Humans can form communities, emotions, and a sense of identity within a chain, but AI cannot. The way AI works is inherently cross-system; it calls APIs, switches environments, and combines resources. For it, a 'chain' is merely an execution environment, not a matter of identity. If an AI-first infrastructure can only exist on one chain, then it has already limited its usage radius from the start.
It is in this sense that I begin to understand why Vanar considers Base an important step, rather than putting all its energy into the narrative of 'growing one chain'.
Let's first place Base in a realistic context.
Base is not just another EVM chain; it is more like a high-density interface layer connecting real applications with Web3. A large number of applications aimed at ordinary users, payment scenarios, and developer tools are naturally growing on Base. This is already significant for the 'human-centered' narrative; for AI, its significance will be further amplified.
Because AI does not exist to 'participate in the ecosystem of a certain chain'; it exists to accomplish tasks. And tasks often occur where there are the most users, the most applications, and the smoothest settlements. What Base provides is precisely such an environment.
If you acknowledge that AI's activity radius will inevitably cover multiple ecosystems, then you must also admit: AI-first infrastructure cannot encapsulate itself as an island.

Cross-chain is not for storytelling, but for survival.
From this perspective, VANRY's positioning has also undergone a very critical change.
In a single-chain narrative, VANRY can easily be understood as 'Gas on the Vanar chain'. But once you shift your perspective to a cross-chain environment, it resembles a value anchor that maintains consistent rules of behavior across different execution environments.
No matter where AI executes tasks, is the settlement logic consistent?
Are costs predictable?
Can behaviors be measured by the same set of rules?
These questions cannot be established without a value scale that is usable across environments.
Vanar chooses to start from Base, rather than waiting until 'everything matures', essentially pre-validating a hypothesis: the use of AI will not be locked to a certain chain.
If this assumption is correct, then the significance of VANRY will not be limited to Vanar's own network.
Many people underestimate the changes brought about by this.
In traditional public chain competition, cross-chain more often means 'moving assets over';
In the AI scenario, cross-chain means transferring intelligent behaviors.
These two are completely different.
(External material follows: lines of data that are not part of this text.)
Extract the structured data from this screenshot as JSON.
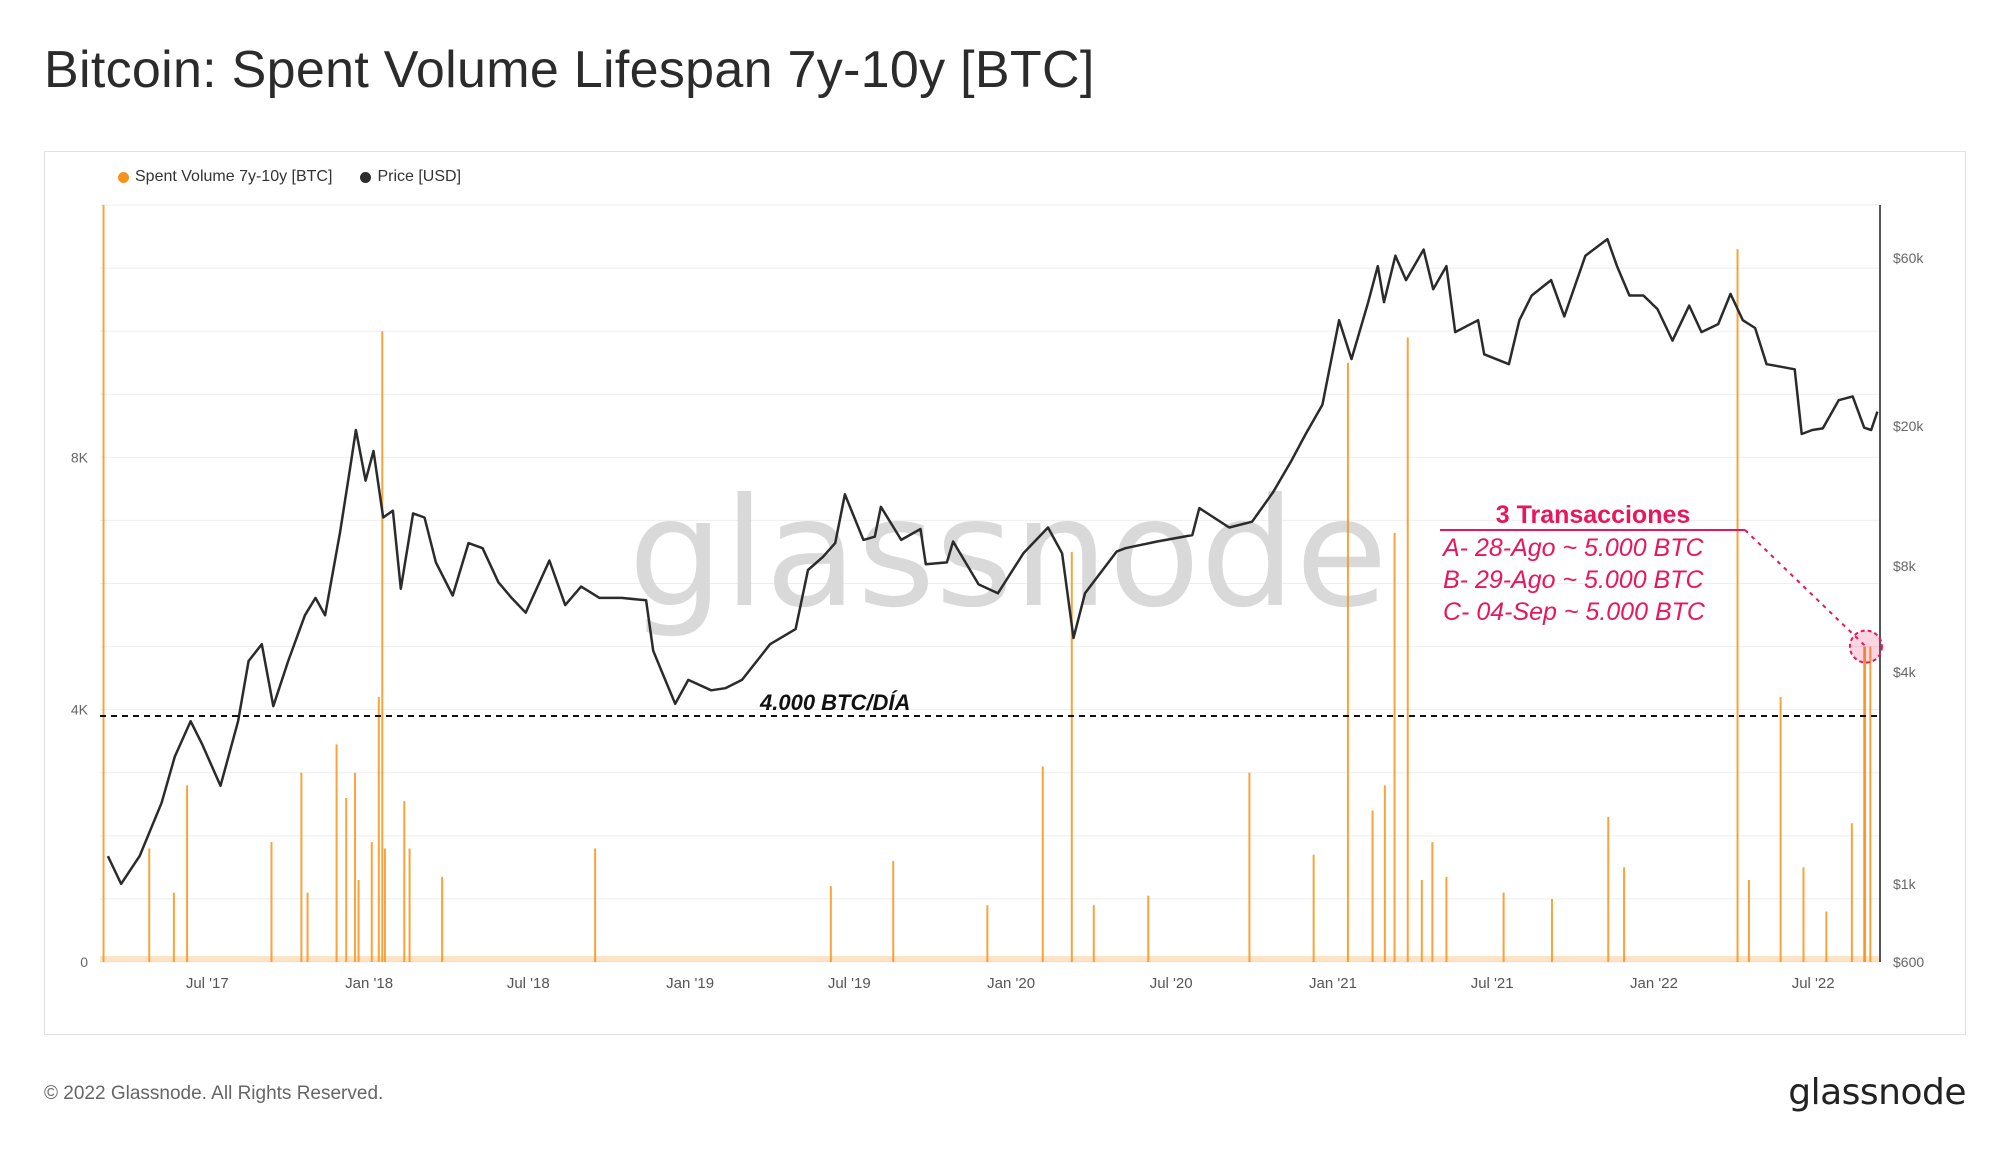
{
  "title": "Bitcoin: Spent Volume Lifespan 7y-10y [BTC]",
  "footer": {
    "copyright": "© 2022 Glassnode. All Rights Reserved.",
    "logo": "glassnode"
  },
  "watermark": "glassnode",
  "colors": {
    "volume": "#f7931a",
    "price": "#2b2b2b",
    "annotation": "#e8175d",
    "grid": "#eeeeee"
  },
  "chart_data": {
    "type": "bar+line",
    "legend": [
      {
        "name": "Spent Volume 7y-10y [BTC]",
        "color": "#f7931a"
      },
      {
        "name": "Price [USD]",
        "color": "#2b2b2b"
      }
    ],
    "x_range": [
      "2017-03-01",
      "2022-09-15"
    ],
    "x_ticks": [
      "Jul '17",
      "Jan '18",
      "Jul '18",
      "Jan '19",
      "Jul '19",
      "Jan '20",
      "Jul '20",
      "Jan '21",
      "Jul '21",
      "Jan '22",
      "Jul '22"
    ],
    "y_left": {
      "ticks": [
        {
          "v": 0,
          "label": "0"
        },
        {
          "v": 4000,
          "label": "4K"
        },
        {
          "v": 8000,
          "label": "8K"
        }
      ],
      "max": 12000
    },
    "y_right": {
      "scale": "log",
      "min": 600,
      "max": 85000,
      "ticks": [
        {
          "v": 600,
          "label": "$600"
        },
        {
          "v": 1000,
          "label": "$1k"
        },
        {
          "v": 4000,
          "label": "$4k"
        },
        {
          "v": 8000,
          "label": "$8k"
        },
        {
          "v": 20000,
          "label": "$20k"
        },
        {
          "v": 60000,
          "label": "$60k"
        }
      ]
    },
    "threshold": {
      "value": 3900,
      "label": "4.000 BTC/DÍA"
    },
    "annotation": {
      "title": "3 Transacciones",
      "lines": [
        "A- 28-Ago ~ 5.000 BTC",
        "B- 29-Ago ~ 5.000 BTC",
        "C- 04-Sep ~ 5.000 BTC"
      ],
      "target_date": "2022-08-30",
      "target_value": 5000
    },
    "volume_series": [
      {
        "date": "2017-03-05",
        "value": 12000
      },
      {
        "date": "2017-04-26",
        "value": 1800
      },
      {
        "date": "2017-05-24",
        "value": 1100
      },
      {
        "date": "2017-06-08",
        "value": 2800
      },
      {
        "date": "2017-09-12",
        "value": 1900
      },
      {
        "date": "2017-10-16",
        "value": 3000
      },
      {
        "date": "2017-10-23",
        "value": 1100
      },
      {
        "date": "2017-11-25",
        "value": 3450
      },
      {
        "date": "2017-12-06",
        "value": 2600
      },
      {
        "date": "2017-12-16",
        "value": 3000
      },
      {
        "date": "2017-12-20",
        "value": 1300
      },
      {
        "date": "2018-01-04",
        "value": 1900
      },
      {
        "date": "2018-01-12",
        "value": 4200
      },
      {
        "date": "2018-01-16",
        "value": 10000
      },
      {
        "date": "2018-01-19",
        "value": 1800
      },
      {
        "date": "2018-02-10",
        "value": 2550
      },
      {
        "date": "2018-02-16",
        "value": 1800
      },
      {
        "date": "2018-03-25",
        "value": 1350
      },
      {
        "date": "2018-09-15",
        "value": 1800
      },
      {
        "date": "2019-06-10",
        "value": 1200
      },
      {
        "date": "2019-08-20",
        "value": 1600
      },
      {
        "date": "2019-12-05",
        "value": 900
      },
      {
        "date": "2020-02-06",
        "value": 3100
      },
      {
        "date": "2020-03-10",
        "value": 6500
      },
      {
        "date": "2020-04-04",
        "value": 900
      },
      {
        "date": "2020-06-05",
        "value": 1050
      },
      {
        "date": "2020-09-28",
        "value": 3000
      },
      {
        "date": "2020-12-10",
        "value": 1700
      },
      {
        "date": "2021-01-18",
        "value": 9500
      },
      {
        "date": "2021-02-15",
        "value": 2400
      },
      {
        "date": "2021-03-01",
        "value": 2800
      },
      {
        "date": "2021-03-12",
        "value": 6800
      },
      {
        "date": "2021-03-27",
        "value": 9900
      },
      {
        "date": "2021-04-12",
        "value": 1300
      },
      {
        "date": "2021-04-24",
        "value": 1900
      },
      {
        "date": "2021-05-10",
        "value": 1350
      },
      {
        "date": "2021-07-14",
        "value": 1100
      },
      {
        "date": "2021-09-07",
        "value": 1000
      },
      {
        "date": "2021-11-10",
        "value": 2300
      },
      {
        "date": "2021-11-28",
        "value": 1500
      },
      {
        "date": "2022-04-06",
        "value": 11300
      },
      {
        "date": "2022-04-19",
        "value": 1300
      },
      {
        "date": "2022-05-25",
        "value": 4200
      },
      {
        "date": "2022-06-20",
        "value": 1500
      },
      {
        "date": "2022-07-16",
        "value": 800
      },
      {
        "date": "2022-08-14",
        "value": 2200
      },
      {
        "date": "2022-08-28",
        "value": 5000
      },
      {
        "date": "2022-08-29",
        "value": 5000
      },
      {
        "date": "2022-09-04",
        "value": 5000
      }
    ],
    "price_series": [
      [
        "2017-03-10",
        1200
      ],
      [
        "2017-03-25",
        1000
      ],
      [
        "2017-04-15",
        1200
      ],
      [
        "2017-05-10",
        1700
      ],
      [
        "2017-05-25",
        2300
      ],
      [
        "2017-06-12",
        2900
      ],
      [
        "2017-06-25",
        2500
      ],
      [
        "2017-07-16",
        1900
      ],
      [
        "2017-08-05",
        2900
      ],
      [
        "2017-08-17",
        4300
      ],
      [
        "2017-09-01",
        4800
      ],
      [
        "2017-09-14",
        3200
      ],
      [
        "2017-10-01",
        4300
      ],
      [
        "2017-10-20",
        5800
      ],
      [
        "2017-11-01",
        6500
      ],
      [
        "2017-11-12",
        5800
      ],
      [
        "2017-11-29",
        10000
      ],
      [
        "2017-12-10",
        15000
      ],
      [
        "2017-12-17",
        19500
      ],
      [
        "2017-12-28",
        14000
      ],
      [
        "2018-01-06",
        17000
      ],
      [
        "2018-01-17",
        11000
      ],
      [
        "2018-01-28",
        11500
      ],
      [
        "2018-02-06",
        6900
      ],
      [
        "2018-02-20",
        11300
      ],
      [
        "2018-03-05",
        11000
      ],
      [
        "2018-03-18",
        8200
      ],
      [
        "2018-04-06",
        6600
      ],
      [
        "2018-04-24",
        9300
      ],
      [
        "2018-05-10",
        9000
      ],
      [
        "2018-05-28",
        7200
      ],
      [
        "2018-06-12",
        6500
      ],
      [
        "2018-06-28",
        5900
      ],
      [
        "2018-07-25",
        8300
      ],
      [
        "2018-08-12",
        6200
      ],
      [
        "2018-08-30",
        7000
      ],
      [
        "2018-09-20",
        6500
      ],
      [
        "2018-10-15",
        6500
      ],
      [
        "2018-11-12",
        6400
      ],
      [
        "2018-11-20",
        4600
      ],
      [
        "2018-11-30",
        4000
      ],
      [
        "2018-12-15",
        3250
      ],
      [
        "2018-12-30",
        3800
      ],
      [
        "2019-01-25",
        3550
      ],
      [
        "2019-02-10",
        3600
      ],
      [
        "2019-03-01",
        3800
      ],
      [
        "2019-04-02",
        4800
      ],
      [
        "2019-05-01",
        5300
      ],
      [
        "2019-05-15",
        7800
      ],
      [
        "2019-06-01",
        8500
      ],
      [
        "2019-06-15",
        9300
      ],
      [
        "2019-06-26",
        12800
      ],
      [
        "2019-07-17",
        9500
      ],
      [
        "2019-07-30",
        9700
      ],
      [
        "2019-08-06",
        11800
      ],
      [
        "2019-08-29",
        9500
      ],
      [
        "2019-09-20",
        10200
      ],
      [
        "2019-09-26",
        8100
      ],
      [
        "2019-10-20",
        8200
      ],
      [
        "2019-10-27",
        9400
      ],
      [
        "2019-11-25",
        7100
      ],
      [
        "2019-12-17",
        6700
      ],
      [
        "2020-01-15",
        8700
      ],
      [
        "2020-02-12",
        10300
      ],
      [
        "2020-02-28",
        8700
      ],
      [
        "2020-03-12",
        5000
      ],
      [
        "2020-03-25",
        6700
      ],
      [
        "2020-04-30",
        8800
      ],
      [
        "2020-05-10",
        9000
      ],
      [
        "2020-06-15",
        9400
      ],
      [
        "2020-07-25",
        9800
      ],
      [
        "2020-08-02",
        11700
      ],
      [
        "2020-09-05",
        10300
      ],
      [
        "2020-10-01",
        10700
      ],
      [
        "2020-10-25",
        13000
      ],
      [
        "2020-11-15",
        16000
      ],
      [
        "2020-12-01",
        19000
      ],
      [
        "2020-12-20",
        23000
      ],
      [
        "2021-01-08",
        40000
      ],
      [
        "2021-01-22",
        31000
      ],
      [
        "2021-02-10",
        45000
      ],
      [
        "2021-02-21",
        57000
      ],
      [
        "2021-02-28",
        45000
      ],
      [
        "2021-03-13",
        61000
      ],
      [
        "2021-03-25",
        52000
      ],
      [
        "2021-04-14",
        63500
      ],
      [
        "2021-04-25",
        49000
      ],
      [
        "2021-05-10",
        57000
      ],
      [
        "2021-05-20",
        37000
      ],
      [
        "2021-06-15",
        40000
      ],
      [
        "2021-06-22",
        32000
      ],
      [
        "2021-07-20",
        30000
      ],
      [
        "2021-08-01",
        40000
      ],
      [
        "2021-08-15",
        47000
      ],
      [
        "2021-09-06",
        52000
      ],
      [
        "2021-09-21",
        41000
      ],
      [
        "2021-10-15",
        61000
      ],
      [
        "2021-11-09",
        68000
      ],
      [
        "2021-11-20",
        57000
      ],
      [
        "2021-12-04",
        47000
      ],
      [
        "2021-12-20",
        47000
      ],
      [
        "2022-01-05",
        43000
      ],
      [
        "2022-01-22",
        35000
      ],
      [
        "2022-02-10",
        44000
      ],
      [
        "2022-02-24",
        37000
      ],
      [
        "2022-03-15",
        39000
      ],
      [
        "2022-03-29",
        47500
      ],
      [
        "2022-04-12",
        40000
      ],
      [
        "2022-04-26",
        38000
      ],
      [
        "2022-05-09",
        30000
      ],
      [
        "2022-05-25",
        29500
      ],
      [
        "2022-06-10",
        29000
      ],
      [
        "2022-06-18",
        19000
      ],
      [
        "2022-06-30",
        19500
      ],
      [
        "2022-07-12",
        19700
      ],
      [
        "2022-07-30",
        23700
      ],
      [
        "2022-08-15",
        24300
      ],
      [
        "2022-08-28",
        19800
      ],
      [
        "2022-09-05",
        19500
      ],
      [
        "2022-09-12",
        22000
      ]
    ]
  }
}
Assets are static, behaviors are dynamic.
Once behaviors can occur across chains, then settlement, constraints, memory, and reasoning must also coordinate across environments. Otherwise, the system will fracture at the boundaries.
It is also for this reason that I believe Vanar's choice of cross-chain is more like a self-verification at the architectural level, rather than a simple ecological expansion. It is not validating 'is there anyone using it', but rather 'can this design maintain consistency in different environments'.
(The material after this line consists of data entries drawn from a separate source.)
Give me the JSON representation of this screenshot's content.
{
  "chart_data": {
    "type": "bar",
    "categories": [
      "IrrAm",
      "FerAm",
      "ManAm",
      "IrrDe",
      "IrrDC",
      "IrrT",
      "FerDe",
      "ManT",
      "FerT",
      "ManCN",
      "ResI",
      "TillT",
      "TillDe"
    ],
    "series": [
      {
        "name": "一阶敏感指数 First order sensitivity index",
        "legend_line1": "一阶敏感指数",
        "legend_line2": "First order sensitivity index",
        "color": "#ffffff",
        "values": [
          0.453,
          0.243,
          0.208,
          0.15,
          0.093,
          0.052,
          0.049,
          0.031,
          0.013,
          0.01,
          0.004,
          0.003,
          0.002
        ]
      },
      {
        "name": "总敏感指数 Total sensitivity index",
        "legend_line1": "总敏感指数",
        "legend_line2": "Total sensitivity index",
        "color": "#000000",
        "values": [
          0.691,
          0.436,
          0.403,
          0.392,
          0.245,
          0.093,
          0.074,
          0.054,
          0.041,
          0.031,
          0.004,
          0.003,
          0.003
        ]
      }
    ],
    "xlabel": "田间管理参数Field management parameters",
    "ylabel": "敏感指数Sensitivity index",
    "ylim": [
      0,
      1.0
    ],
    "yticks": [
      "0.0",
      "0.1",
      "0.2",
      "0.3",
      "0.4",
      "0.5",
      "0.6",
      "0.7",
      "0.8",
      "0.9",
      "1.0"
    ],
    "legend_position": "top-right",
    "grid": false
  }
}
If you connect the logic of the previous articles, you will find a very clear clue:
Memory must persist.
Reasoning must be explainable.
Execution must be constrained.
Settlement must be predictable.
And all of this cannot just happen within a closed system.
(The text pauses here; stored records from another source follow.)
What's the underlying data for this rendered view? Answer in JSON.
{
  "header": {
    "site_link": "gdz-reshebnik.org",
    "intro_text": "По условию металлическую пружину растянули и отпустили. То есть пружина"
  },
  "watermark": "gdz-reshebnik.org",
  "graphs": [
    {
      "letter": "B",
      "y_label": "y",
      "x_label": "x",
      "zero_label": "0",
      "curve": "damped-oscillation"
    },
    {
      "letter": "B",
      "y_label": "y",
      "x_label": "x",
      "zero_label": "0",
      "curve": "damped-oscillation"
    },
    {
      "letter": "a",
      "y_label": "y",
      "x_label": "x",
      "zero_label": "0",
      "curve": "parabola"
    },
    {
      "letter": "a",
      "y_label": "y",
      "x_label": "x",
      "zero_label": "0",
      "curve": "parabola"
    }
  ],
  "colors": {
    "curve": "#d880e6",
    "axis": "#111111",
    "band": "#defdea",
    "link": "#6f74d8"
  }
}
What VANRY undertakes here is to maintain the same semantics of these capabilities in different environments. It's not about 'which chain to use', but rather 'regardless of where, are the same rules still applied?'.

This may not be an easily priced story for the short-term market. Because it does not create a sense of scarcity, nor does it emphasize 'uniqueness'. But for AI, consistency itself is a scarce resource. If a behavior needs to be reinterpreted or recalibrated in different environments, it cannot scale.
I increasingly feel that the competition for AI-first infrastructure is unlikely to be decided by 'which chain is the hottest', but rather by 'which set of rules can be easily replicated in different environments'. Vanar treats Base as an important stop, following this direction.
If you still view this step through the lens of 'ecological expansion', it is easy to underestimate its significance. But if you regard AI as one of the main users, you will realize: not being cross-chain is the real risk.